Rosa vermelha 500pxA rosa como imagem condensada do belo, do harmonioso, do desejável, surge aqui e ali na obra de W.B.Yeats (1865-1939):

 

A rosa do mundo

 

Quem sonhou que a beleza passa como um sonho?

Por estes lábios vermelhos, com todo o seu magoado orgulho,

Tão magoados que nem o prodígio os pode alcançar,

Tróia desvaneceu-se em alta chama fúnebre,

E morreram os filhos de Usna.

 

Nós passamos e passa o trabalho do mundo:

Entre humanas almas, que se agitam e quebram

Como as pálidas águas em seu fluxo invernal,

Sob as estrelas que passam, sob a espuma do céu,

Vive este solitário rosto.

 

Inclinai-vos, arcanjos, em vossa incerta morada:

Antes de vós, ou de qualquer palpitante coração,

Fatigado e gentil alguém esperava junto ao seu trono;

Ele fez do mundo um caminho de erva

Para os seus errantes pés.

 

Na complexidade mítica da sua poesia, estes poemas em que da rosa se fala, ainda que dedicados a Maud Gonne ou sobre a sua pessoa escritos, são também evocações da Irlanda, sugerindo esse intenso amor pela mulher que o recusa, e pela terra cuja independência política ela combativamente defende, qual o poema A rosa na cruz do tempo que a seguir transcrevo.

 

A rosa na cruz do tempo

 

Rosa vermelha, Rosa altiva, triste Rosa dos meus dias!
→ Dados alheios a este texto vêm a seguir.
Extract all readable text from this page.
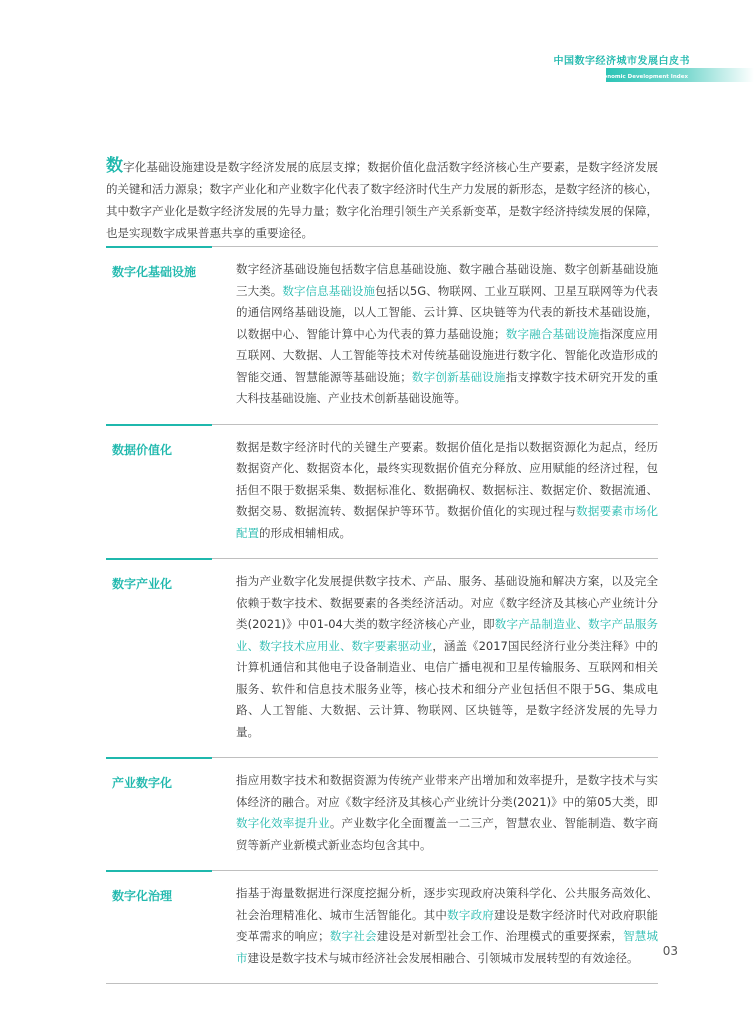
中国数字经济城市发展白皮书
Digital Economic Development Index
数字化基础设施建设是数字经济发展的底层支撑；数据价值化盘活数字经济核心生产要素，是数字经济发展的关键和活力源泉；数字产业化和产业数字化代表了数字经济时代生产力发展的新形态，是数字经济的核心，其中数字产业化是数字经济发展的先导力量；数字化治理引领生产关系新变革，是数字经济持续发展的保障，也是实现数字成果普惠共享的重要途径。
数字化基础设施	数字经济基础设施包括数字信息基础设施、数字融合基础设施、数字创新基础设施三大类。数字信息基础设施包括以5G、物联网、工业互联网、卫星互联网等为代表的通信网络基础设施，以人工智能、云计算、区块链等为代表的新技术基础设施，以数据中心、智能计算中心为代表的算力基础设施；数字融合基础设施指深度应用互联网、大数据、人工智能等技术对传统基础设施进行数字化、智能化改造形成的智能交通、智慧能源等基础设施；数字创新基础设施指支撑数字技术研究开发的重大科技基础设施、产业技术创新基础设施等。
数据价值化	数据是数字经济时代的关键生产要素。数据价值化是指以数据资源化为起点，经历数据资产化、数据资本化，最终实现数据价值充分释放、应用赋能的经济过程，包括但不限于数据采集、数据标准化、数据确权、数据标注、数据定价、数据流通、数据交易、数据流转、数据保护等环节。数据价值化的实现过程与数据要素市场化配置的形成相辅相成。
数字产业化	指为产业数字化发展提供数字技术、产品、服务、基础设施和解决方案，以及完全依赖于数字技术、数据要素的各类经济活动。对应《数字经济及其核心产业统计分类(2021)》中01-04大类的数字经济核心产业，即数字产品制造业、数字产品服务业、数字技术应用业、数字要素驱动业，涵盖《2017国民经济行业分类注释》中的计算机通信和其他电子设备制造业、电信广播电视和卫星传输服务、互联网和相关服务、软件和信息技术服务业等，核心技术和细分产业包括但不限于5G、集成电路、人工智能、大数据、云计算、物联网、区块链等，是数字经济发展的先导力量。
产业数字化	指应用数字技术和数据资源为传统产业带来产出增加和效率提升，是数字技术与实体经济的融合。对应《数字经济及其核心产业统计分类(2021)》中的第05大类，即数字化效率提升业。产业数字化全面覆盖一二三产，智慧农业、智能制造、数字商贸等新产业新模式新业态均包含其中。
数字化治理	指基于海量数据进行深度挖掘分析，逐步实现政府决策科学化、公共服务高效化、社会治理精准化、城市生活智能化。其中数字政府建设是数字经济时代对政府职能变革需求的响应；数字社会建设是对新型社会工作、治理模式的重要探索，智慧城市建设是数字技术与城市经济社会发展相融合、引领城市发展转型的有效途径。	03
Aproxima-te, vem até mim, enquanto de outrora os tempos canto:

O de Cuchulain, em luta com a maré inclemente;

O do Druida sombrio, filho dos bosques, de olhos calmos,

Esse que alimentou os sonhos de Fergus e a indizível ruína;

É a tua tristeza o que antiquíssimas estrelas

Dançando com sandálias de prata sobre o mar,

Cantam em sua alta e solitária melodia.

Aproxima-te pois, agora que já não me cega o destino do homem,

E posso encontrar sob os ramos do amor e do ódio,

E nas mais simples coisas que vivem apenas um dia,

A eterna beleza errante, errando ainda.

 

Aproxima-te, vem até mim, vem — Ah, deixa-me algum espaço

Que de seu hálito a rosa encha!

Que não seja eu quem não ouve o que implora;

O verme indefeso e oculto em seu pequeno esconderijo,

A ratazana que entre as ervas de mim foge,

E a terrível esperança mortal que labuta e morre;

Que seja eu quem ouve as estranhas coisas ditas

Por Deus aos luminosos corações dos mortos antigos,

E aprende essa língua que os homens ignoram.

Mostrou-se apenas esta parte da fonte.